HIP 116454 b

Discovery
- Discovered by: Vanderburg, et al.
- Discovery site: Kepler
- Discovery date: February 2014
- Detection method: Transit

Designations
- Alternative names: K2-2b

Orbital characteristics
- Semi-major axis: 0.0792+0.0011 −0.0010 au
- Eccentricity: 0.215+0.056 −0.094
- Orbital period (sidereal): 9.1004157+0.0000041 −0.0000045 d
- Inclination: 88.91+0.68 −0.45°
- Argument of periastron: 88+19 −20°
- Semi-amplitude: 3.54±0.42 m/s
- Star: HIP 116454

Physical characteristics
- Mean radius: 2.469+0.10 −0.091 R_{🜨}
- Mass: 9.7±1.2 M_{🜨}
- Mean density: 3.53+0.63 −0.57 cgs
- Temperature: 753.2+7.1 −6.9 Kelvin

= HIP 116454 b =

Extrasolar planet

HIP 116454 b, or K2-2 b, is an exoplanet orbiting the star HIP 116454, 201 ly from Earth toward the constellation Pisces. It is 20000 mi in diameter and 12 times as massive as Earth. It was discovered by the NASA Kepler spacecraft, and is the first exoplanet discovered during Keplers K2 mission. The discovery was announced on December 18, 2014. HIP 116454 b does not have a normal Kepler designation due to not being located in the original Kepler field.

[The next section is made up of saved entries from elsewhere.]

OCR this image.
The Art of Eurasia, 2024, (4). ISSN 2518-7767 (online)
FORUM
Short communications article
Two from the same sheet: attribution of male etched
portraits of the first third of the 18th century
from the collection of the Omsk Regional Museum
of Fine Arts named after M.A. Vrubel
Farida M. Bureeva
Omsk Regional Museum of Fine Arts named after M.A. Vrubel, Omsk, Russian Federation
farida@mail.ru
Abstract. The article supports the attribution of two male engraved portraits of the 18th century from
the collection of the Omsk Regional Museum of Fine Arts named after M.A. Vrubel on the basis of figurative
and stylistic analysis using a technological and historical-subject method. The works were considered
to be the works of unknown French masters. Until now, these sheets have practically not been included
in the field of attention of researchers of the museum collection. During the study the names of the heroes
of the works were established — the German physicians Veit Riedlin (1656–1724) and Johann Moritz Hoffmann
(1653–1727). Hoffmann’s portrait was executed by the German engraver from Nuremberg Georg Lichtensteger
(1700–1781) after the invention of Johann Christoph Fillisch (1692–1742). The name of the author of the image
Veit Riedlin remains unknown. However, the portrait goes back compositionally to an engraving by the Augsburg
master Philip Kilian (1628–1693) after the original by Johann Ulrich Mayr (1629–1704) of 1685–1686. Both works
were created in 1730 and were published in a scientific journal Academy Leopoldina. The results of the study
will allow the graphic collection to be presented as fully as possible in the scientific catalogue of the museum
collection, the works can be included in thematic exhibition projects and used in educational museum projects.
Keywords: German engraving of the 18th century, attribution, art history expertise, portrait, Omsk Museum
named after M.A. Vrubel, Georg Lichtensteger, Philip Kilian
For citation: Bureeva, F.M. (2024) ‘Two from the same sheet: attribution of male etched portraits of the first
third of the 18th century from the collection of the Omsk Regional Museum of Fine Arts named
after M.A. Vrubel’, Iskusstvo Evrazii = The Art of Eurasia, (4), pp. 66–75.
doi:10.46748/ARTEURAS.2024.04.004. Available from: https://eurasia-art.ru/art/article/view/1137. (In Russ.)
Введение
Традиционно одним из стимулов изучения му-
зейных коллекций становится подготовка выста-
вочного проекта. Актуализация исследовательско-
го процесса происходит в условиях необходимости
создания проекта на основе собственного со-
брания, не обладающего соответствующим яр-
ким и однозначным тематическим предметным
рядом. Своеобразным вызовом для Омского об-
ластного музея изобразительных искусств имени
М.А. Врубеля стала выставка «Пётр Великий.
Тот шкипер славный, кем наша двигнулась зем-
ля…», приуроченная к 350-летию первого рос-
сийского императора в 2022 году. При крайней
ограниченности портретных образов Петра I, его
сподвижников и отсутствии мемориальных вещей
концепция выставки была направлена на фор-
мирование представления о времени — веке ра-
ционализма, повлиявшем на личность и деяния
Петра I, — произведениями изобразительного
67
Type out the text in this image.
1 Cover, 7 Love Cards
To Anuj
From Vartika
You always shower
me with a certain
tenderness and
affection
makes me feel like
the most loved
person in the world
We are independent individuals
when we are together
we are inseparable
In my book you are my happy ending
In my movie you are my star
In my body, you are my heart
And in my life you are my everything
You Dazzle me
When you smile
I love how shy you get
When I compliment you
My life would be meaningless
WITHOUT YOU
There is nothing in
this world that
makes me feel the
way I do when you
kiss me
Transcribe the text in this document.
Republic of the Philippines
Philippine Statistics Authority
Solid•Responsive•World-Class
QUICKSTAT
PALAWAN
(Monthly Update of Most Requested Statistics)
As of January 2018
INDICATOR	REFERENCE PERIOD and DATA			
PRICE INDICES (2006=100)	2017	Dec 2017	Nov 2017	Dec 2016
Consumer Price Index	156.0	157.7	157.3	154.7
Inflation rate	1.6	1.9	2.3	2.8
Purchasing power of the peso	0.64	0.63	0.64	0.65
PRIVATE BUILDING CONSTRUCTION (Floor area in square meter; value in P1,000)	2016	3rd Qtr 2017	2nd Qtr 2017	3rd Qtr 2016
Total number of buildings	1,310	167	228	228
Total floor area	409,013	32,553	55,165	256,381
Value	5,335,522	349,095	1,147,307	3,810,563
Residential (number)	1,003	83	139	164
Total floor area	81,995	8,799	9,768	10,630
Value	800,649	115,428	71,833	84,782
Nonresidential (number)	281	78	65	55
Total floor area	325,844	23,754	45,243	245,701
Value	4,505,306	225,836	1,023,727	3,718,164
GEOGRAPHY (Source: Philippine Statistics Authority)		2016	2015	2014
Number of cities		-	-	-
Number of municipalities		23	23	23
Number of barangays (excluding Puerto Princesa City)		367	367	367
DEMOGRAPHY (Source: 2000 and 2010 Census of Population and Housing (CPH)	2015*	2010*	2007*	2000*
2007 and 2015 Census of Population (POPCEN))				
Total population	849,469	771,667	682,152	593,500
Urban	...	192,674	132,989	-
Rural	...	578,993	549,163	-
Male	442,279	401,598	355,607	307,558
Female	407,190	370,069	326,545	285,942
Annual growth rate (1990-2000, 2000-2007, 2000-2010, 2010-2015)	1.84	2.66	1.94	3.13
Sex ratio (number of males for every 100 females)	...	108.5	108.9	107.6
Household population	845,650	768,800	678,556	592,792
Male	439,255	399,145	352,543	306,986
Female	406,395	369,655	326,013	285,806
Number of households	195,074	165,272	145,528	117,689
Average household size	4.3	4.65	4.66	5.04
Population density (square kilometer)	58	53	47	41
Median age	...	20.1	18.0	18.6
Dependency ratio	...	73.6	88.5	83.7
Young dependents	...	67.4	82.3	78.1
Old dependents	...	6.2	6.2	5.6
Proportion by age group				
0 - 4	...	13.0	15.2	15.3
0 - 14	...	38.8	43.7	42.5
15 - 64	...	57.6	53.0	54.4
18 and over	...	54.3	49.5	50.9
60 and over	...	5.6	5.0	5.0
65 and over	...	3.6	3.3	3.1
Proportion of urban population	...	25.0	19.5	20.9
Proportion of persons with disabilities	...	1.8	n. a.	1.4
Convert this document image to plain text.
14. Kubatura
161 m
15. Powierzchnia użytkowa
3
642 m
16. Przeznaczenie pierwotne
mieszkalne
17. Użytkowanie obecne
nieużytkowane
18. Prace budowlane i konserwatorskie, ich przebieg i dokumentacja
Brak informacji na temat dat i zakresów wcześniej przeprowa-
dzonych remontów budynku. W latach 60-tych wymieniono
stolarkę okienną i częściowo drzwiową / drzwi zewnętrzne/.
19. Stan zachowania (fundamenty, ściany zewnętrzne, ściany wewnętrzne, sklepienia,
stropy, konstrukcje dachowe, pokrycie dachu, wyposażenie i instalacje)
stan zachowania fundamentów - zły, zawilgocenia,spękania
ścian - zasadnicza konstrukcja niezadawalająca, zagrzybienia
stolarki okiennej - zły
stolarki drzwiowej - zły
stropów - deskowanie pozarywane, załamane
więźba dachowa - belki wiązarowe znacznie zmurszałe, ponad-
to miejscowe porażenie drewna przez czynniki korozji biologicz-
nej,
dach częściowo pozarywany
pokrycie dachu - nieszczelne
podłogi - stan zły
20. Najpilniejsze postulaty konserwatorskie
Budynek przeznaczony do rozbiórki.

HIP 116454 b was discovered in a Kepler engineering data set which was collected in preparation of the first full K2 campaign. Unlike most other Kepler planets, only a single transit event of HIP 116454 b was detected, requiring follow-up radial velocity measurements by the HARPS-N spectrograph and photometric measurements by the Canadian MOST satellite.

Physical characteristics of HIP 116454 b are expected to be similar to Kepler-68b, being somewhere between super-Earth and mini-Neptune.